一緒に過ごす仲間がいて、目標になる人がいて、追いつきたいやつがいて。
それでも、時々不安になる。
なにをやってんだろう、と。
このままでいいんだろうか、と。
追いつけるのだろうか、と。

制服を上下ともハンガーにかけて、部屋着に着替える。
放り投げたバッグの中からペットボトルを取り出して、ベッドに寄りかかるようにして座り込む。
ふたを開ければ、ぷしゅう、と間の抜けた音を立ててペットボトルから空気が抜けた。
一緒に、自分の中から何かが、ぷしゅう、と抜けたような気がした。
少し気の抜けた炭酸をぐい、と飲んで、ベッドに顔を埋めた。
日向の匂いがする。
いつもより、少し温かい。

思わず、笑った。

「ノブー」
開いているドアの向こうから、母親の呼ぶ声が聞こえた。
「おー」
「ご飯、冷めるわよー」
「すぐ行くー」
ペットボトルにふたをして、とりあえずバッグに戻そうと思って覗いてみたら、バッグの中で携帯が震えていた。



「はい」
『信長?』
「神さん」
『大丈夫? なんか、落ち込んでたみたいだったからさ』
「あー、はい、だいじょぶっす」
『まぁ信長のシュートが決まんないのは、今に始まったことじゃないしな。
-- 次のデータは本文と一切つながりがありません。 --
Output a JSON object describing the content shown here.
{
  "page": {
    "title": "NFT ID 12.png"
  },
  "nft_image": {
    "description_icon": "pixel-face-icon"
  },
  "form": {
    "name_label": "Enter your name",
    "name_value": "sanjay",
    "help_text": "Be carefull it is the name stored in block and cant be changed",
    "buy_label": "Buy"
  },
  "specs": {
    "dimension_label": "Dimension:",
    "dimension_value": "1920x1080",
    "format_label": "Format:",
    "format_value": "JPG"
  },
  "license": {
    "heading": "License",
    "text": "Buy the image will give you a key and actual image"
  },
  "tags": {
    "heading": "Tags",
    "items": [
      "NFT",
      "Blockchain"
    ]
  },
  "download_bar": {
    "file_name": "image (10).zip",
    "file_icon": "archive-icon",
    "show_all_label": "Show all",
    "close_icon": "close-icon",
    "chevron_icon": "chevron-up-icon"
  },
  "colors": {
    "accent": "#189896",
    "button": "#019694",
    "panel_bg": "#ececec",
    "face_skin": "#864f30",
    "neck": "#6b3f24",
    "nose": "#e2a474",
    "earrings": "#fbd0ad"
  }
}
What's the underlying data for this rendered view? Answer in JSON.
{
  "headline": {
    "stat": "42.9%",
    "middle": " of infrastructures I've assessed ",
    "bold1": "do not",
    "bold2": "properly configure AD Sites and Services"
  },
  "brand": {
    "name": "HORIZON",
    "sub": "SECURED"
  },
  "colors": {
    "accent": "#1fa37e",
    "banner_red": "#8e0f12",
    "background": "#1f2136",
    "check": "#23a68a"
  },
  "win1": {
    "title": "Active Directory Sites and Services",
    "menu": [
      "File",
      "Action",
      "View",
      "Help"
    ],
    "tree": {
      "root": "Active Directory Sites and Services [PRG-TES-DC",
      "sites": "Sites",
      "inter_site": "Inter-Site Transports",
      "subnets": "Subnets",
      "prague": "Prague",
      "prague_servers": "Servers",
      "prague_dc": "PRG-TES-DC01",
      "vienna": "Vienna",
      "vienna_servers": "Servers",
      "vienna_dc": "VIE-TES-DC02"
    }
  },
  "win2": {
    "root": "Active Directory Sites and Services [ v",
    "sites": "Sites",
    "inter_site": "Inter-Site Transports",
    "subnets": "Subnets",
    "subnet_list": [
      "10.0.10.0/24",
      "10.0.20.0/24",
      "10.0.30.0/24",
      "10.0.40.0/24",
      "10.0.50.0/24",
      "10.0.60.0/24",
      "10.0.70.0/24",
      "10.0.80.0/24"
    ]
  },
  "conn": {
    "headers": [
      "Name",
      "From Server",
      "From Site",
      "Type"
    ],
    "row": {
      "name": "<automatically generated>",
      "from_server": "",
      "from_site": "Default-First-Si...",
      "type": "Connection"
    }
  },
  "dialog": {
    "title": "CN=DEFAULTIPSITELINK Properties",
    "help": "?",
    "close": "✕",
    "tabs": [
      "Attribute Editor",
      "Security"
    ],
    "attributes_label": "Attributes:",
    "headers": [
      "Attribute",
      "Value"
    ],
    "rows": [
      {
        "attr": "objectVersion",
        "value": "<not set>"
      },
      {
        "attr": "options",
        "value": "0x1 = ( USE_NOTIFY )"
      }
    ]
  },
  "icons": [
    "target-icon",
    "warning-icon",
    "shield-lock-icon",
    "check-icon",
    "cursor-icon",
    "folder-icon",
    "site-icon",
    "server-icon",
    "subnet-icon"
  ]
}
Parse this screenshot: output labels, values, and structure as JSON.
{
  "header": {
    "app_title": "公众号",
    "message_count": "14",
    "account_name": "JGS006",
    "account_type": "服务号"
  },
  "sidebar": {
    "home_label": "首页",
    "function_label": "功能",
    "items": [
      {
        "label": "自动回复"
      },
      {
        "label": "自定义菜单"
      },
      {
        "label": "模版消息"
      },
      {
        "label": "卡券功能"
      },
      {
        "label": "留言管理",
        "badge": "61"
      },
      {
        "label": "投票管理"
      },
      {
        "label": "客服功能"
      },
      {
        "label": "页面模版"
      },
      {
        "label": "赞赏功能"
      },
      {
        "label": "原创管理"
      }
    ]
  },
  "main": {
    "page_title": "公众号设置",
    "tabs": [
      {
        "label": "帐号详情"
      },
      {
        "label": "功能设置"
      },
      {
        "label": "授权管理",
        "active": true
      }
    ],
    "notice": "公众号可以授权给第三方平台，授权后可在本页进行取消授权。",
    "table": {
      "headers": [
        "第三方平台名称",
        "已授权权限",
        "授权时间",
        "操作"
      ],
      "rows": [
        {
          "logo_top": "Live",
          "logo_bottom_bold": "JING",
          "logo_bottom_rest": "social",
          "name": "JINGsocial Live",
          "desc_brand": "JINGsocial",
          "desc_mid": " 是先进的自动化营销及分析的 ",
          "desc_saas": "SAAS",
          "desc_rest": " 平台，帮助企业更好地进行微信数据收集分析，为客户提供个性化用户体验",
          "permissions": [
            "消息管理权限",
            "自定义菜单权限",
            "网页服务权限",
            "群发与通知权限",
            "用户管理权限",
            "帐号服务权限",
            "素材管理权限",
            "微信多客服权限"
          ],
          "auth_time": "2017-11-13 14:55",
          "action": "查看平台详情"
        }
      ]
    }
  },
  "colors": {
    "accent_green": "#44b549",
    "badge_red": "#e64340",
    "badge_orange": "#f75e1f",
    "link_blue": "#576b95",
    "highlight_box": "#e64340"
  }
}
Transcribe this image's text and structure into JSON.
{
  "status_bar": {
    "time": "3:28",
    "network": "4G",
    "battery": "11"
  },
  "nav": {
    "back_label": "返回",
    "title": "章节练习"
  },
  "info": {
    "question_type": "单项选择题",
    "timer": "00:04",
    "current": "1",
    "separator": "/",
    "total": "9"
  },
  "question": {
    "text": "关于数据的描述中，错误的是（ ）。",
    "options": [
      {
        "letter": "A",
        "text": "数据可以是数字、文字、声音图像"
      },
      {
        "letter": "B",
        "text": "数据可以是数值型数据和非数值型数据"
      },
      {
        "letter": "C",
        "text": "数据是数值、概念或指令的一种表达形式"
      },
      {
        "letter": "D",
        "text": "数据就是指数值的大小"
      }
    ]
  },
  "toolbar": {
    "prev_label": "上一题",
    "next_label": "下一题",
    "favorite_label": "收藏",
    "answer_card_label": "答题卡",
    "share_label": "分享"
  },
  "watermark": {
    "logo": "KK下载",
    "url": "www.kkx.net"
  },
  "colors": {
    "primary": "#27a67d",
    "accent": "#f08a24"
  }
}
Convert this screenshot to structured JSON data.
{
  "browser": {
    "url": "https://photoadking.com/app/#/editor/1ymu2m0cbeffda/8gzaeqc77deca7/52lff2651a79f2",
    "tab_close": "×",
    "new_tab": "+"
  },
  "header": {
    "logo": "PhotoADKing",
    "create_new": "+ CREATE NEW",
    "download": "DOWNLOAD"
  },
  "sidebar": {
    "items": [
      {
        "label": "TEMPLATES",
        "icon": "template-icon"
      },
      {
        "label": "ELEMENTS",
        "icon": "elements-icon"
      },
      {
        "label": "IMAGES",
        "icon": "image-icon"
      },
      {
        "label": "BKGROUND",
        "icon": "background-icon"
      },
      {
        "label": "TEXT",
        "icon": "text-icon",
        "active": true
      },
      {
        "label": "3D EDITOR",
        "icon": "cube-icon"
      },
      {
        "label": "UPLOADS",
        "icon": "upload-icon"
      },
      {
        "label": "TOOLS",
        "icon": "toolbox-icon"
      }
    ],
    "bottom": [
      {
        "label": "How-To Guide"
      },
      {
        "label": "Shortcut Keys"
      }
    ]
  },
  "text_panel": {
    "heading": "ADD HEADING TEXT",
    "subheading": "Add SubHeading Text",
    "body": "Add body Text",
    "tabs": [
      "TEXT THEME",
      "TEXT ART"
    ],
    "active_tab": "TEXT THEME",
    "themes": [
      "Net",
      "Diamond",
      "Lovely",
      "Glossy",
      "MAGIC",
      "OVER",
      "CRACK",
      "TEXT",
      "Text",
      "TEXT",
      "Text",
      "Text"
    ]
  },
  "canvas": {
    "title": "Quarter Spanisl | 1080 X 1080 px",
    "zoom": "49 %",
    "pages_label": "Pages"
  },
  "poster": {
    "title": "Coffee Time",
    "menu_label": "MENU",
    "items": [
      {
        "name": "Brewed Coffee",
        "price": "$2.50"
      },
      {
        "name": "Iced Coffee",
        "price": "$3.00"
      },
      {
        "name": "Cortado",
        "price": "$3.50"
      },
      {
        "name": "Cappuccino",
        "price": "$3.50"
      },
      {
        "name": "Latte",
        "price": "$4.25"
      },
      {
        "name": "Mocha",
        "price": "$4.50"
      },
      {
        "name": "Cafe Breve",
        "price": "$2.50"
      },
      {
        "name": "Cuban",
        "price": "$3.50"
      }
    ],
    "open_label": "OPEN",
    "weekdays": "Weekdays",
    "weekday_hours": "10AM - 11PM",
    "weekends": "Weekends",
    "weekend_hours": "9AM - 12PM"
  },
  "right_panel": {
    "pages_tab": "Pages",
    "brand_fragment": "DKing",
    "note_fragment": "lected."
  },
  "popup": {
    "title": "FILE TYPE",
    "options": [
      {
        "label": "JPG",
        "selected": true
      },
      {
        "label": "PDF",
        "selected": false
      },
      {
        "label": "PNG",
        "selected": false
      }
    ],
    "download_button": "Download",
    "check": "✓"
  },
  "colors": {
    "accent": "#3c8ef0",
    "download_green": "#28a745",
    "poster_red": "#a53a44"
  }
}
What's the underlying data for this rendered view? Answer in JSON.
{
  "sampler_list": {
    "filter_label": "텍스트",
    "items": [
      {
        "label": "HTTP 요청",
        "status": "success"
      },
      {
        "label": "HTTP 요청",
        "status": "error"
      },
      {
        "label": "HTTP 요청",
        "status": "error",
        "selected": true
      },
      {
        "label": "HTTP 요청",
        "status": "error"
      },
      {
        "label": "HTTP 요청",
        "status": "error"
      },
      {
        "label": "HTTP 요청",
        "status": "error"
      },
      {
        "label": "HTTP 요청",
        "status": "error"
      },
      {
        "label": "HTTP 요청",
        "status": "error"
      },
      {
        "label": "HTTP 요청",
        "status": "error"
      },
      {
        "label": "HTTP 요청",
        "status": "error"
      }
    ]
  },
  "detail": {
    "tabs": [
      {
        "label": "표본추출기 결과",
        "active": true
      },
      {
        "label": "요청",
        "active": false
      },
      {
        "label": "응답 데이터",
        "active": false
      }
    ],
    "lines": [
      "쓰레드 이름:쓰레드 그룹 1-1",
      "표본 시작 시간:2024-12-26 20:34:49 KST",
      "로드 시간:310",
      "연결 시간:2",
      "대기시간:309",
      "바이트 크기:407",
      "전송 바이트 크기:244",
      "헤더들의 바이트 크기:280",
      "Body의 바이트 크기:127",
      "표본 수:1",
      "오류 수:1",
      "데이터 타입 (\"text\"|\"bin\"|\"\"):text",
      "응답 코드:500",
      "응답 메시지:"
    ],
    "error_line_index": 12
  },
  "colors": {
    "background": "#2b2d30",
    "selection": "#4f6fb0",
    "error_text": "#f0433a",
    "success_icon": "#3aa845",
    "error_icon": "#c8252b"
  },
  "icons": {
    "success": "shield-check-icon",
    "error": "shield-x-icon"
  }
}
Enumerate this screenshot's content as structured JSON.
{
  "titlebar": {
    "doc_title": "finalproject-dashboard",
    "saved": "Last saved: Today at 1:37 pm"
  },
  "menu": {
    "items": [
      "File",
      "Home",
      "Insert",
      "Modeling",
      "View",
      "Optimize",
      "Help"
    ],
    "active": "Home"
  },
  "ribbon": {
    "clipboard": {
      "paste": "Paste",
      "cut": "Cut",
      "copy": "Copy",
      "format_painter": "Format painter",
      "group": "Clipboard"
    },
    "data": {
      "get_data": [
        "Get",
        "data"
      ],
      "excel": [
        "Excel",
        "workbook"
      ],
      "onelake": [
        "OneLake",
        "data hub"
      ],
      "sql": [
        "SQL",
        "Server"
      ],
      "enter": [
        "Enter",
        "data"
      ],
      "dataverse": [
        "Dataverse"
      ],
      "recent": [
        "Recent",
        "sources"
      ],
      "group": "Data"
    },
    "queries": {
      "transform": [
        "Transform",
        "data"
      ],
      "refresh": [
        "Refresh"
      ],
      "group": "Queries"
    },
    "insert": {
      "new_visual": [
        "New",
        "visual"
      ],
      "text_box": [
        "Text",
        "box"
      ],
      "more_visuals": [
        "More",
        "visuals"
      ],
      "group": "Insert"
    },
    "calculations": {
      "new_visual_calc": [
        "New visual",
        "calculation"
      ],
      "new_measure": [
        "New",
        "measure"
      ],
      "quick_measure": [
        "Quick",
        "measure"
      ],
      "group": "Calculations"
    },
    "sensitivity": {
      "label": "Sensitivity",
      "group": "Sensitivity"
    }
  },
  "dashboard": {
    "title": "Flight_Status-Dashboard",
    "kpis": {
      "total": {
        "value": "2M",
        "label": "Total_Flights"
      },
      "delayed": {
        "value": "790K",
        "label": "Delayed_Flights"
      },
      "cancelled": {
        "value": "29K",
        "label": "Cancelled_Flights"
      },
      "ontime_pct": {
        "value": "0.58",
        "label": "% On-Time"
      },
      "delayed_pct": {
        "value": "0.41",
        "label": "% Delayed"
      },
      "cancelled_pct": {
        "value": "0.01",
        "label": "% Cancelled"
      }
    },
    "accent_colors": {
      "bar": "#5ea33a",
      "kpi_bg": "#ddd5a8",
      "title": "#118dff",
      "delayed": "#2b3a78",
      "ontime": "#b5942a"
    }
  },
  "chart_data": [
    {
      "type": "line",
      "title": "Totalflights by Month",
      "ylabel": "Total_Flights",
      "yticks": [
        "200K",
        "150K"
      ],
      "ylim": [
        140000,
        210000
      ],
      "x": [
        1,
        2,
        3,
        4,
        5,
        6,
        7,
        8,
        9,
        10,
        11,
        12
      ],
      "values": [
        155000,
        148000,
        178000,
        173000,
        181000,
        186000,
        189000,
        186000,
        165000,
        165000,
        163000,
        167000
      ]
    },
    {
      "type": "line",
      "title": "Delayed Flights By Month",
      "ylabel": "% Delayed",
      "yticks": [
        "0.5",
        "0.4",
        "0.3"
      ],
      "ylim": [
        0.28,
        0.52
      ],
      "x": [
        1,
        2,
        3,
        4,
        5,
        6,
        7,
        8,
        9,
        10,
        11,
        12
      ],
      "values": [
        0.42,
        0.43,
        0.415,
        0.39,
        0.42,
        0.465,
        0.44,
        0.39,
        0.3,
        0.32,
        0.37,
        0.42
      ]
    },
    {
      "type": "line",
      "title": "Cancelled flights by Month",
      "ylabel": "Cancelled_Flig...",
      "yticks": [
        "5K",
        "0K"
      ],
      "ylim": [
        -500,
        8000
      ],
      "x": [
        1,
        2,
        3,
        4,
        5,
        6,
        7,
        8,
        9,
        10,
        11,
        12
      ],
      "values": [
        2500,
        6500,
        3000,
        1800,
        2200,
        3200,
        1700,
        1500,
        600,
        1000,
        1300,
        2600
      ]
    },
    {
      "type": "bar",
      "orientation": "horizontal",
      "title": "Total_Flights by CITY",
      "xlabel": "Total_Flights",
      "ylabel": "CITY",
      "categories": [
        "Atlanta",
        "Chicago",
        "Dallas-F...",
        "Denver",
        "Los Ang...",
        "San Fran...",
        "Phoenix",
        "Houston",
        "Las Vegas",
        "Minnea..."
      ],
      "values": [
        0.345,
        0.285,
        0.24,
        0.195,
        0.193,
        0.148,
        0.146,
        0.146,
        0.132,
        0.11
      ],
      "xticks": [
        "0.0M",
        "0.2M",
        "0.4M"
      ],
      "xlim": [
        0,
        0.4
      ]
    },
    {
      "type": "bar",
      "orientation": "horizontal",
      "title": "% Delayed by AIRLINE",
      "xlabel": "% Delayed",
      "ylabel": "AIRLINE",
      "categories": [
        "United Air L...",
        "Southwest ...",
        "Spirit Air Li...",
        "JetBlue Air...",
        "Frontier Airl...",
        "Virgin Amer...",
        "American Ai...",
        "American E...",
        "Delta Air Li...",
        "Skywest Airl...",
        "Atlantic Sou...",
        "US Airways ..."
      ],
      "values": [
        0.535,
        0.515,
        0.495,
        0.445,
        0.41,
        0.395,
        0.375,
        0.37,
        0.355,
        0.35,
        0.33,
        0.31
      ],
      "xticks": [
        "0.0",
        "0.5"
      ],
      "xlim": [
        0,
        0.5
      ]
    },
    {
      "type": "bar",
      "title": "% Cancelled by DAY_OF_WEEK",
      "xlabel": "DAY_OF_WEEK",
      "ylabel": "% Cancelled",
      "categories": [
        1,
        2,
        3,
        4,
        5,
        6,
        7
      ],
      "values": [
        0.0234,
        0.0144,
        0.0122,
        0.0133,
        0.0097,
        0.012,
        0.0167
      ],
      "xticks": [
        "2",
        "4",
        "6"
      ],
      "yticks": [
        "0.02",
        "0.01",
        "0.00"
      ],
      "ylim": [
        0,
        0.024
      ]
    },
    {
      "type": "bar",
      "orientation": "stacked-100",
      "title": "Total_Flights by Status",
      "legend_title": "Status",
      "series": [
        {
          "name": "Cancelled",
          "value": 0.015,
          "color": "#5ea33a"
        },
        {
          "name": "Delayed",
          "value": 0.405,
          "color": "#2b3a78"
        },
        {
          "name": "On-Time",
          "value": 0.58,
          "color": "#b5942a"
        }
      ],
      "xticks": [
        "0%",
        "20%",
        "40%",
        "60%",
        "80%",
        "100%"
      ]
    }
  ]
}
いちいち落ち込んでたらやってらんないよな』
「うぇー、ひでぇなぁ、神さん」
笑いながら、窓の外を見た。
あぁ、満月だ。よく見れば、まん丸だ。
『信長は信長でいいと思うよ、俺は』
「え」
『シュートは練習すれば入るようになるから。なんなら、明日から俺とシュート練習していく?』
「あ、はい」
『じゃあ、明日な』
「あ、はい。ありがとうございます」
『うん、じゃあね』
ぷつり、と切れた携帯を、ぼんやりと眺めた。
なんだか、泣きたくなった。

「ノブー」
母親の呼ぶ声がまた聞こえた。
「すぐ行くー」
ばちん、と音を立てて携帯をたたむと、ベッドに放り投げた。
部屋を出るときに、もう一度窓の外を見た。
いつも通りの自分の顔が映っているのを確認してから、電気を消した。